This post is part of a periodic series about The Tools I Use.

I spend a lot of time reading and learning. Even after the demise of Google Reader, I continue to follow a number of RSS feeds. I often see links to interesting talks and articles on Twitter and in various other mailing lists and forums.

When I see a link to something interesting, I may not have time to read or watch it immediately, but I don’t want to forget about it. I could just open it in a browser tab and consume it later, but I hate having too many tabs open. Also, I can’t easily take my open tabs with me on my more portable devices.

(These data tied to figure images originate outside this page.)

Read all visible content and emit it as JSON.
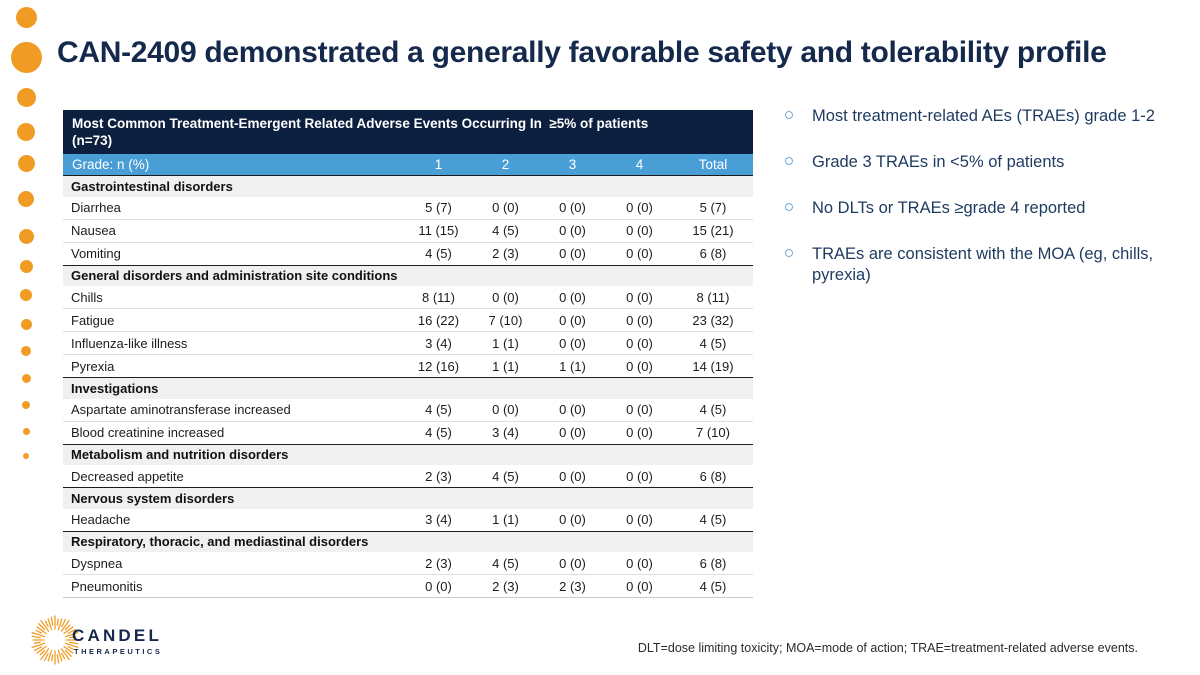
{
  "slide": {
    "title": "CAN-2409 demonstrated a generally favorable safety and tolerability profile"
  },
  "table": {
    "header": "Most Common Treatment-Emergent Related Adverse Events Occurring In  ≥5% of patients\n(n=73)",
    "grade_label": "Grade: n (%)",
    "columns": [
      "1",
      "2",
      "3",
      "4",
      "Total"
    ],
    "sections": [
      {
        "category": "Gastrointestinal disorders",
        "rows": [
          {
            "label": "Diarrhea",
            "values": [
              "5 (7)",
              "0 (0)",
              "0 (0)",
              "0 (0)",
              "5 (7)"
            ]
          },
          {
            "label": "Nausea",
            "values": [
              "11 (15)",
              "4 (5)",
              "0 (0)",
              "0 (0)",
              "15 (21)"
            ]
          },
          {
            "label": "Vomiting",
            "values": [
              "4 (5)",
              "2 (3)",
              "0 (0)",
              "0 (0)",
              "6 (8)"
            ]
          }
        ]
      },
      {
        "category": "General disorders and administration site conditions",
        "rows": [
          {
            "label": "Chills",
            "values": [
              "8 (11)",
              "0 (0)",
              "0 (0)",
              "0 (0)",
              "8 (11)"
            ]
          },
          {
            "label": "Fatigue",
            "values": [
              "16 (22)",
              "7 (10)",
              "0 (0)",
              "0 (0)",
              "23 (32)"
            ]
          },
          {
            "label": "Influenza-like illness",
            "values": [
              "3 (4)",
              "1 (1)",
              "0 (0)",
              "0 (0)",
              "4 (5)"
            ]
          },
          {
            "label": "Pyrexia",
            "values": [
              "12 (16)",
              "1 (1)",
              "1 (1)",
              "0 (0)",
              "14 (19)"
            ]
          }
        ]
      },
      {
        "category": "Investigations",
        "rows": [
          {
            "label": "Aspartate aminotransferase increased",
            "values": [
              "4 (5)",
              "0 (0)",
              "0 (0)",
              "0 (0)",
              "4 (5)"
            ]
          },
          {
            "label": "Blood creatinine increased",
            "values": [
              "4 (5)",
              "3 (4)",
              "0 (0)",
              "0 (0)",
              "7 (10)"
            ]
          }
        ]
      },
      {
        "category": "Metabolism and nutrition disorders",
        "rows": [
          {
            "label": "Decreased appetite",
            "values": [
              "2 (3)",
              "4 (5)",
              "0 (0)",
              "0 (0)",
              "6 (8)"
            ]
          }
        ]
      },
      {
        "category": "Nervous system disorders",
        "rows": [
          {
            "label": "Headache",
            "values": [
              "3 (4)",
              "1 (1)",
              "0 (0)",
              "0 (0)",
              "4 (5)"
            ]
          }
        ]
      },
      {
        "category": "Respiratory, thoracic, and mediastinal disorders",
        "rows": [
          {
            "label": "Dyspnea",
            "values": [
              "2 (3)",
              "4 (5)",
              "0 (0)",
              "0 (0)",
              "6 (8)"
            ]
          },
          {
            "label": "Pneumonitis",
            "values": [
              "0 (0)",
              "2 (3)",
              "2 (3)",
              "0 (0)",
              "4 (5)"
            ]
          }
        ]
      }
    ]
  },
  "bullets": [
    "Most treatment-related AEs (TRAEs) grade 1-2",
    "Grade 3 TRAEs in <5% of patients",
    "No DLTs or TRAEs ≥grade 4 reported",
    "TRAEs are consistent with the MOA (eg, chills, pyrexia)"
  ],
  "footnote": "DLT=dose limiting toxicity; MOA=mode of action; TRAE=treatment-related adverse events.",
  "logo": {
    "name": "CANDEL",
    "subtitle": "THERAPEUTICS"
  },
  "colors": {
    "orange": "#f09c24",
    "navy": "#15294d",
    "navy_dark": "#0d1f3e",
    "blue": "#4a9ed6",
    "bullet_text": "#1d3a5f",
    "bullet_ring": "#74abd4"
  }
}
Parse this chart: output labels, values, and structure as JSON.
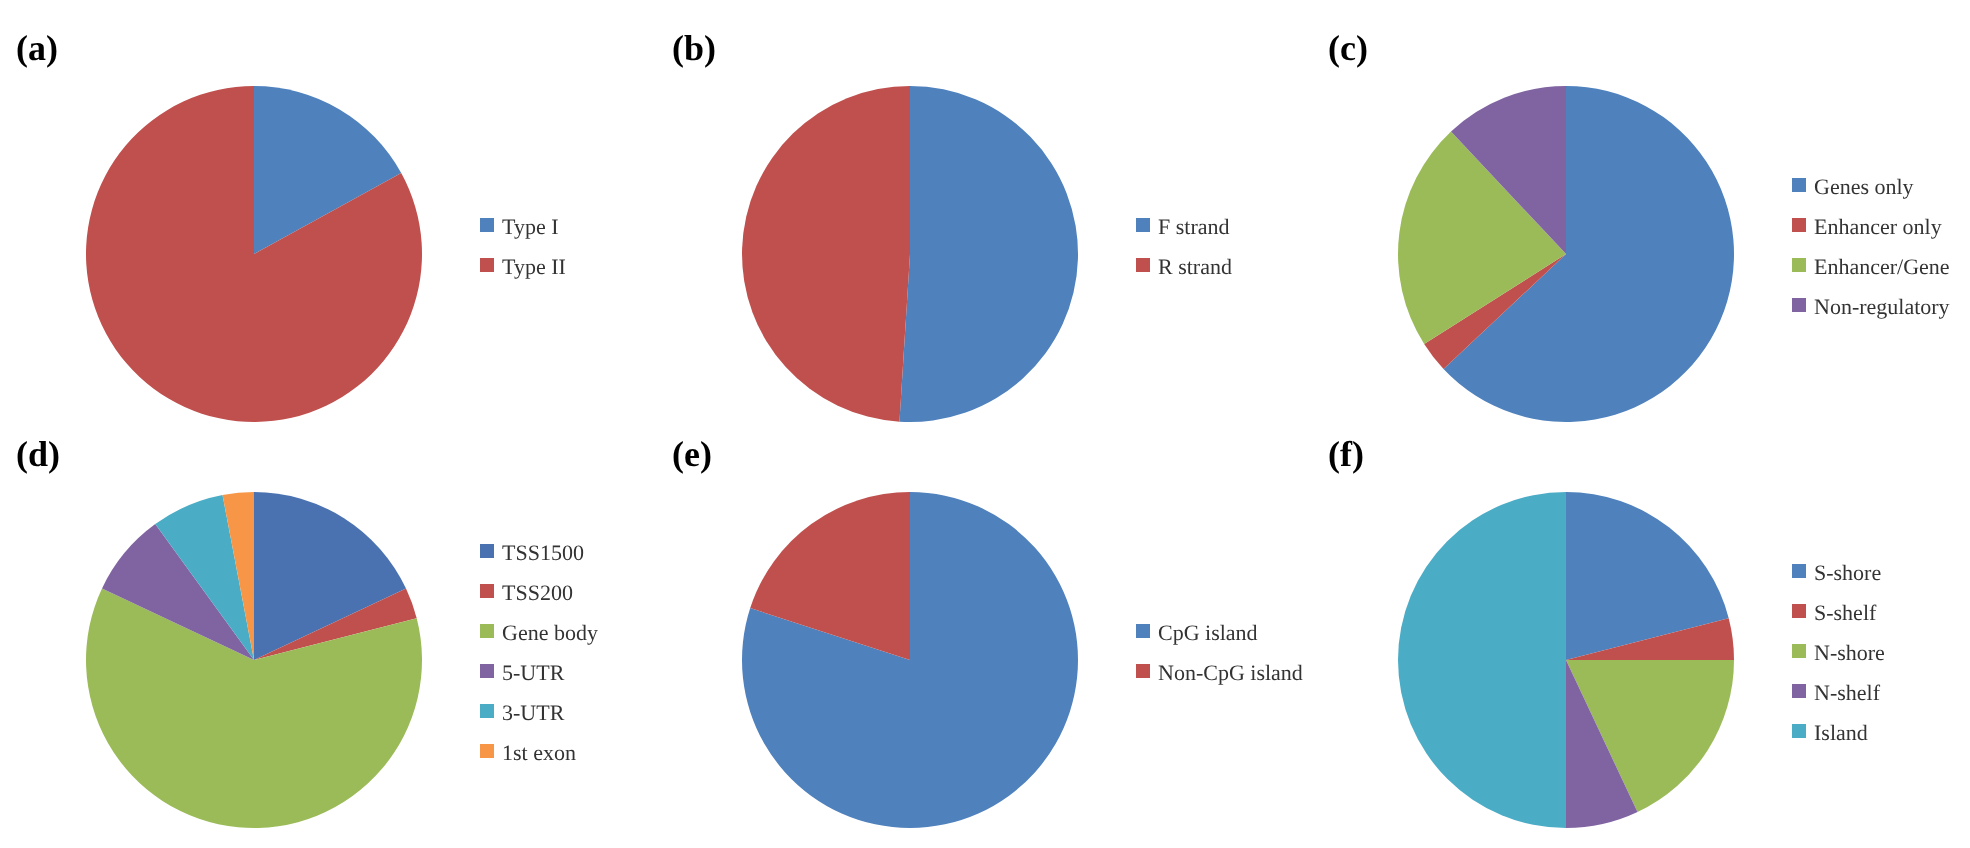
{
  "chart_data": [
    {
      "type": "pie",
      "title": "(a)",
      "categories": [
        "Type I",
        "Type II"
      ],
      "values": [
        17,
        83
      ],
      "colors": [
        "#4f81bd",
        "#c0504d"
      ],
      "legend": "right"
    },
    {
      "type": "pie",
      "title": "(b)",
      "categories": [
        "F strand",
        "R strand"
      ],
      "values": [
        51,
        49
      ],
      "colors": [
        "#4f81bd",
        "#c0504d"
      ],
      "legend": "right"
    },
    {
      "type": "pie",
      "title": "(c)",
      "categories": [
        "Genes only",
        "Enhancer only",
        "Enhancer/Gene",
        "Non-regulatory"
      ],
      "values": [
        63,
        3,
        22,
        12
      ],
      "colors": [
        "#4f81bd",
        "#c0504d",
        "#9bbb59",
        "#8064a2"
      ],
      "legend": "right"
    },
    {
      "type": "pie",
      "title": "(d)",
      "categories": [
        "TSS1500",
        "TSS200",
        "Gene body",
        "5-UTR",
        "3-UTR",
        "1st exon"
      ],
      "values": [
        18,
        3,
        61,
        8,
        7,
        3
      ],
      "colors": [
        "#4a72b0",
        "#c0504d",
        "#9bbb59",
        "#8064a2",
        "#4bacc6",
        "#f79646"
      ],
      "legend": "right"
    },
    {
      "type": "pie",
      "title": "(e)",
      "categories": [
        "CpG island",
        "Non-CpG island"
      ],
      "values": [
        80,
        20
      ],
      "colors": [
        "#4f81bd",
        "#c0504d"
      ],
      "legend": "right"
    },
    {
      "type": "pie",
      "title": "(f)",
      "categories": [
        "S-shore",
        "S-shelf",
        "N-shore",
        "N-shelf",
        "Island"
      ],
      "values": [
        21,
        4,
        18,
        7,
        50
      ],
      "colors": [
        "#4f81bd",
        "#c0504d",
        "#9bbb59",
        "#8064a2",
        "#4bacc6"
      ],
      "legend": "right"
    }
  ]
}
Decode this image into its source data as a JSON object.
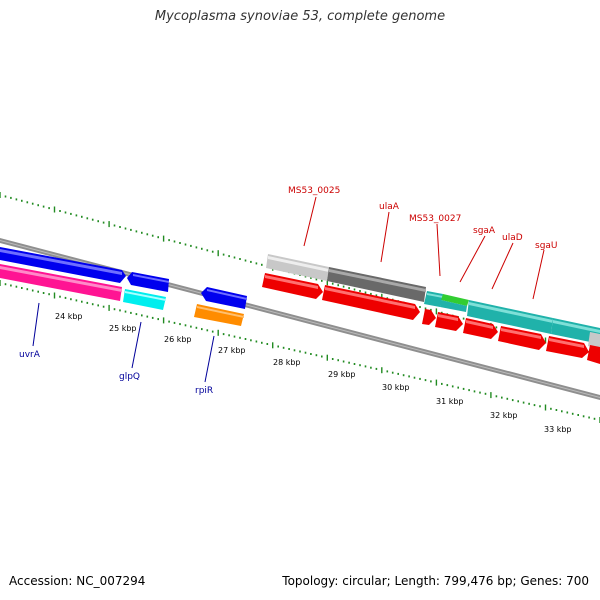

Enter Pocket. Formerly known as Read It Later, Pocket lets you save links to articles, videos, and more for later consumption. There are browser extensions, bookmarklets, and apps for mobile devices. Many other apps have Pocket integration built into them. The mobile apps download the articles to the device so that they’re available offline. This works for a lot of articles, but not all.

Now when I see something of interest, I just save it to Pocket. When I have time, I’ll open the Pocket app on my iPad and start reading or watching. If I’m heading out to an appointment where there’s no wi-fi available, I’ll make sure Pocket downloads all of my queued articles before I leave. Then when I’m sitting in the waiting room, I have plenty of reading material.

Overall, Pocket is an extremely handy tool and I highly recommend it.